Il y a près d’un demi-siècle, deux ans avant le vote
en France, avec la loi Veil, du droit à l’IVG conquis de haute lutte, la Cour
suprême des États-Unis, par sept voix contre deux, validait, avec l’accord
Roe v. Wade, le droit des femmes à disposer de leur corps au nom de
l’égalité entre hommes et femmes et du respect de la vie privée.
Samedi, dans 450 villes des États-Unis, des dizaines
de milliers de manifestantes et de manifestants protestaient contre
l’éventualité d’une remise en cause de ce droit par la Cour suprême elle-même,
en ouvrant aux États la possibilité d’interdire l’IVG ou de le limiter
drastiquement. On prête ces intentions à 26 États. Déjà, dans nombre d’entre
eux, les restrictions sont telles qu’avorter est devenu impossible pour des milliers
de femmes. Certains, comme le Texas, ont même défini des villes entières comme
des « sanctuaires d’enfants ». Ce
n’est pas nouveau aux États-Unis.

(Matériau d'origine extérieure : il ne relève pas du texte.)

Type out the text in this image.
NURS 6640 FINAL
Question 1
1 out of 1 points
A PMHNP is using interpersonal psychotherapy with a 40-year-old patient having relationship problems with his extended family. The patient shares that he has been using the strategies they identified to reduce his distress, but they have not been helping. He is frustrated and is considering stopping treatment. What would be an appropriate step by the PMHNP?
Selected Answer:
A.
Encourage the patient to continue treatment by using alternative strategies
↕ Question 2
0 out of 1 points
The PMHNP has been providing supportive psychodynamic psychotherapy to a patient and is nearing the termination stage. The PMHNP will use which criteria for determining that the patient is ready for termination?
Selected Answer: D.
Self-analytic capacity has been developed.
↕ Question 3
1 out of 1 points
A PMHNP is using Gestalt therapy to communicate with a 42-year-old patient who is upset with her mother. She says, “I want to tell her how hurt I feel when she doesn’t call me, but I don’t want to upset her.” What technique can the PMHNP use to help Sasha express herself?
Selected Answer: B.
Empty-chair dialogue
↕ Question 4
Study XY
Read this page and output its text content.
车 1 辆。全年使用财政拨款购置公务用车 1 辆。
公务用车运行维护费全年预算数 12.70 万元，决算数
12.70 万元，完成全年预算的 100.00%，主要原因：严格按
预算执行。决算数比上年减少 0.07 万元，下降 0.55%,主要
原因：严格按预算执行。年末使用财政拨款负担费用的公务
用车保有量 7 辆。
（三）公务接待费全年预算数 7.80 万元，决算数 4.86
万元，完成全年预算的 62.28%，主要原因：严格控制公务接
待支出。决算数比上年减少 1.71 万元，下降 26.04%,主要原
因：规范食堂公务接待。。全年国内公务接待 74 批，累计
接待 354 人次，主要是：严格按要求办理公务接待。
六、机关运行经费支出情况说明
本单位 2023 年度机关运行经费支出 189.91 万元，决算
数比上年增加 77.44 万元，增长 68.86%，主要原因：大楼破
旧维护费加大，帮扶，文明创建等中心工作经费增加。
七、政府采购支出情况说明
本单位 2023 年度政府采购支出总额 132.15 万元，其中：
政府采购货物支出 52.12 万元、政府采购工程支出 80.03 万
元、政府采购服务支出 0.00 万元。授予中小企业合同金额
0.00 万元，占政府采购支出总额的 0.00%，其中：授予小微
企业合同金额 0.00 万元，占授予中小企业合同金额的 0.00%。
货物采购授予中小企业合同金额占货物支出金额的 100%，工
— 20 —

Donald Trump, dès le début de son mandat,
avait interdit les ONG favorables à l’IVG, avec ce commentaire du porte-parole
de la Maison-Blanche, un chef-d’œuvre d’absurdité : « Il veut agir pour tous les Américains, y compris ceux qui ne sont pas encore nés. »
Ce qui se passe là ne concerne pas que les États-Unis.
Une vague réactionnaire, conservatrice, se répand un peu partout dans le monde.
Les menaces contre l’IVG en Pologne ne sont que suspendues. L’avortement est
interdit à Malte, pourtant membre de l’UE. Il est interdit ou fortement
restreint dans plusieurs dizaines de pays avec des peines allant jusqu’à cinquante
ans de prison. Surtout, l’IVG, fondé sur le droit imprescriptible des femmes à
disposer de leur corps, a aussi une dimension politique. Elle touche à la
domination patriarcale exercée sur elles, et c’est aussi une question, oui, de
classe et de contrôle social. Les femmes les plus exposées sont les plus
modestes, les plus démunies, celles qui n’ont le choix qu’entre les grossesses
subies et l’avortement clandestin au risque de leur vie, comme Simone Veil
l’avait dit avec force et émotion devant l’hostilité de sa propre famille
politique. Ne croyons pas, ici, en France, que nous ne soyons plus concernés.